Some of the most difficult surgeries I have ever had to perform were revision surgeries from failed tibial osteotomies performed in general practice. To date, I have been able to save the leg in every case. But, I often warn the owners that I will do my best but can’t guarantee that their dog will have their leg at the end of it. These cases illustrate to me the importance of education, skill and attention to detail when performing this kind of surgery. And even though I have been successful so far, I am always nervous that I won’t be able to help.
What practical surgical tips that you learned from experience would you share with general practitioners?
I would stress the importance of gentle soft tissue handling and accuracy with suturing and implant placement. I think we all enjoy bones and joints, but the success or failure of orthopaedic surgery sometimes hinges on the health of those bones and joints as tissues. We can’t forget that bones, joint capsule, and cartilage are living cells and need to be cared for like we would muscle, a spleen or the pancreas.

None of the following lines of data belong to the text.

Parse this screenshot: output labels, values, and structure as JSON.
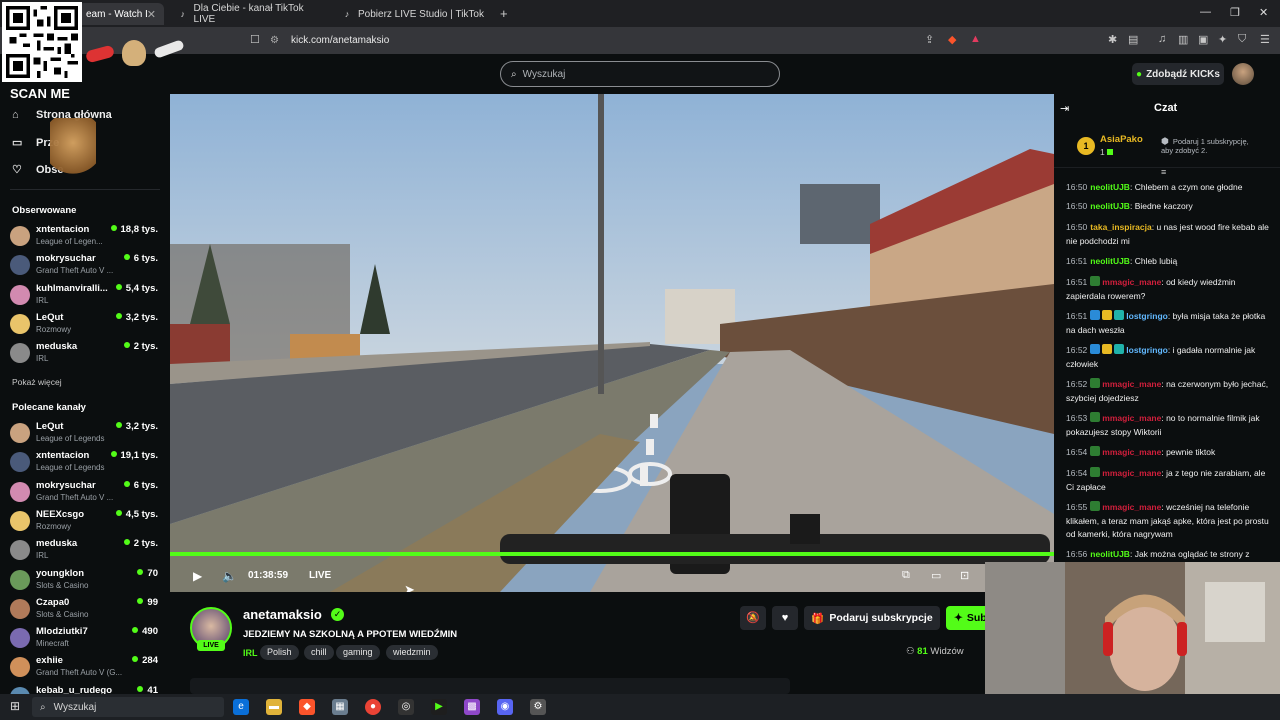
{
  "browser": {
    "tabs": [
      {
        "label": "eam - Watch Li",
        "active": true
      },
      {
        "label": "Dla Ciebie - kanał TikTok LIVE",
        "active": false
      },
      {
        "label": "Pobierz LIVE Studio | TikTok",
        "active": false
      }
    ],
    "url": "kick.com/anetamaksio"
  },
  "overlay": {
    "scan_label": "SCAN ME"
  },
  "header": {
    "search_placeholder": "Wyszukaj",
    "kicks_label": "Zdobądź KICKs"
  },
  "sidebar": {
    "nav": [
      {
        "label": "Strona główna",
        "icon": "home-icon"
      },
      {
        "label": "Prze",
        "icon": "browse-icon"
      },
      {
        "label": "Obse",
        "icon": "heart-icon"
      }
    ],
    "followed_title": "Obserwowane",
    "followed": [
      {
        "name": "xntentacion",
        "game": "League of Legen...",
        "viewers": "18,8 tys."
      },
      {
        "name": "mokrysuchar",
        "game": "Grand Theft Auto V ...",
        "viewers": "6 tys."
      },
      {
        "name": "kuhlmanviralli...",
        "game": "IRL",
        "viewers": "5,4 tys."
      },
      {
        "name": "LeQut",
        "game": "Rozmowy",
        "viewers": "3,2 tys."
      },
      {
        "name": "meduska",
        "game": "IRL",
        "viewers": "2 tys."
      }
    ],
    "show_more": "Pokaż więcej",
    "recommended_title": "Polecane kanały",
    "recommended": [
      {
        "name": "LeQut",
        "game": "League of Legends",
        "viewers": "3,2 tys."
      },
      {
        "name": "xntentacion",
        "game": "League of Legends",
        "viewers": "19,1 tys."
      },
      {
        "name": "mokrysuchar",
        "game": "Grand Theft Auto V ...",
        "viewers": "6 tys."
      },
      {
        "name": "NEEXcsgo",
        "game": "Rozmowy",
        "viewers": "4,5 tys."
      },
      {
        "name": "meduska",
        "game": "IRL",
        "viewers": "2 tys."
      },
      {
        "name": "youngklon",
        "game": "Slots & Casino",
        "viewers": "70"
      },
      {
        "name": "Czapa0",
        "game": "Slots & Casino",
        "viewers": "99"
      },
      {
        "name": "Mlodziutki7",
        "game": "Minecraft",
        "viewers": "490"
      },
      {
        "name": "exhiie",
        "game": "Grand Theft Auto V (G...",
        "viewers": "284"
      },
      {
        "name": "kebab_u_rudego",
        "game": "",
        "viewers": "41"
      }
    ]
  },
  "player": {
    "time": "01:38:59",
    "live_label": "LIVE",
    "progress": 1.0
  },
  "stream": {
    "channel": "anetamaksio",
    "live_badge": "LIVE",
    "title": "JEDZIEMY NA SZKOLNĄ A PPOTEM WIEDŹMIN",
    "category": "IRL",
    "tags": [
      "Polish",
      "chill",
      "gaming",
      "wiedzmin"
    ],
    "gift_label": "Podaruj subskrypcje",
    "sub_label": "Sub",
    "viewers_count": "81",
    "viewers_label": "Widzów"
  },
  "chat": {
    "title": "Czat",
    "pinned": {
      "rank": "1",
      "name": "AsiaPako",
      "count": "1",
      "info": "Podaruj 1 subskrypcję, aby zdobyć 2."
    },
    "messages": [
      {
        "time": "16:50",
        "user": "neolitUJB",
        "color": "#53fc18",
        "text": "Chlebem a czym one głodne"
      },
      {
        "time": "16:50",
        "user": "neolitUJB",
        "color": "#53fc18",
        "text": "Biedne kaczory"
      },
      {
        "time": "16:50",
        "user": "taka_inspiracja",
        "color": "#e8b923",
        "text": "u nas jest wood fire kebab ale nie podchodzi mi"
      },
      {
        "time": "16:51",
        "user": "neolitUJB",
        "color": "#53fc18",
        "text": "Chleb lubią"
      },
      {
        "time": "16:51",
        "user": "mmagic_mane",
        "color": "#d11f3c",
        "text": "od kiedy wiedźmin zapierdala rowerem?"
      },
      {
        "time": "16:51",
        "user": "lostgringo",
        "color": "#62b9ff",
        "text": "była misja taka że płotka na dach weszła"
      },
      {
        "time": "16:52",
        "user": "lostgringo",
        "color": "#62b9ff",
        "text": "i gadała normalnie jak człowiek"
      },
      {
        "time": "16:52",
        "user": "mmagic_mane",
        "color": "#d11f3c",
        "text": "na czerwonym było jechać, szybciej dojedziesz"
      },
      {
        "time": "16:53",
        "user": "mmagic_mane",
        "color": "#d11f3c",
        "text": "no to normalnie filmik jak pokazujesz stopy Wiktorii"
      },
      {
        "time": "16:54",
        "user": "mmagic_mane",
        "color": "#d11f3c",
        "text": "pewnie tiktok"
      },
      {
        "time": "16:54",
        "user": "mmagic_mane",
        "color": "#d11f3c",
        "text": "ja z tego nie zarabiam, ale Ci zapłace"
      },
      {
        "time": "16:55",
        "user": "mmagic_mane",
        "color": "#d11f3c",
        "text": "wcześniej na telefonie klikałem, a teraz mam jakąś apke, która jest po prostu od kamerki, która nagrywam"
      },
      {
        "time": "16:56",
        "user": "neolitUJB",
        "color": "#53fc18",
        "text": "Jak można oglądać te strony z"
      }
    ]
  },
  "taskbar": {
    "search_label": "Wyszukaj"
  },
  "colors": {
    "accent": "#53fc18",
    "background": "#0b0e0f"
  }
}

Thinking from a practice standpoint, be careful to always practice within the scope of your expertise. For example, I do not perform total hip replacements and would not hesitate to refer to the surgery specialist across town with the skills and expertise to perform a total hip replacement well. Never be afraid to admit and refer to someone who you know can do a better job than you.
What brought you to Australia? Has your lifestyle changed since moving to Australia?
I came to Australia at the end of my surgical residency to interview for a position in a place called Adelaide. I had to Google it to learn that it’s in South Australia. I thought it was worth taking a look. I fell in love almost immediately. I’ve always had a fascination with the animals of Australia. To see black cockatoos and dolphins on my first day in Oz convinced me to move here more than any job opportunity ever could. I moved here 6 months later and hope to get citizenship later this year. My wife and I love living in Adelaide. It is only a short drive to many different wine regions, the hills for hikes, the beach, and we have many friends in town. We couldn’t be happier here!
What do you like to do for fun? How do you spend your days off?
My wife and I enjoy hiking, trail running, camping, sailing, and taking our dogs on walks in the woods and to the beach. There are many fantastic wineries and restaurants to try in Adelaide as well.
Are you working on any projects at the moment?
I’m working on a few projects at the moment. I have developed a program to organise and teach general practice veterinarians in Adelaide how to screen dogs for hip dysplasia from a young age and what steps to take to treat them along the way. The program is called the Adelaide Canine Hip Improvement Program (ACHIP). We are still in the early stages of training our partner clinics, but the uptake has been very good!
I’m also developing a method to use CT and CAD modelling and custom implant design to treat angular limb deformities in dogs much more accurately. So far, we have used the system to treat common antebrachial deformities, but I can see the system being used for other abnormalities in other bones and even with fracture repair.
We are also doing an experimental study to illustrate how much better our modelling and implant design will be in achieving accurate results and to test if our technique can make ALD surgery more accessible to less experienced surgeons.
What do you enjoy about teaching?
As a surgery specialist in practice, I can only treat and improve the quality of life for the patient in front of me. But, as a teacher, I can help other veterinarians improve the quality of their care and utilise the skills and lessons I have learned to help many more patients than I could with my own hands. I find that very satisfying. Additionally, I really enjoy seeing the “ah ha!” moment on peoples’ faces when I can get them over a mental block they have been having with a concept or principle. To me, veterinary medicine is about learning principles that we can apply and transfer to multiple cases to help us practice the highest quality of medicine and surgery possible.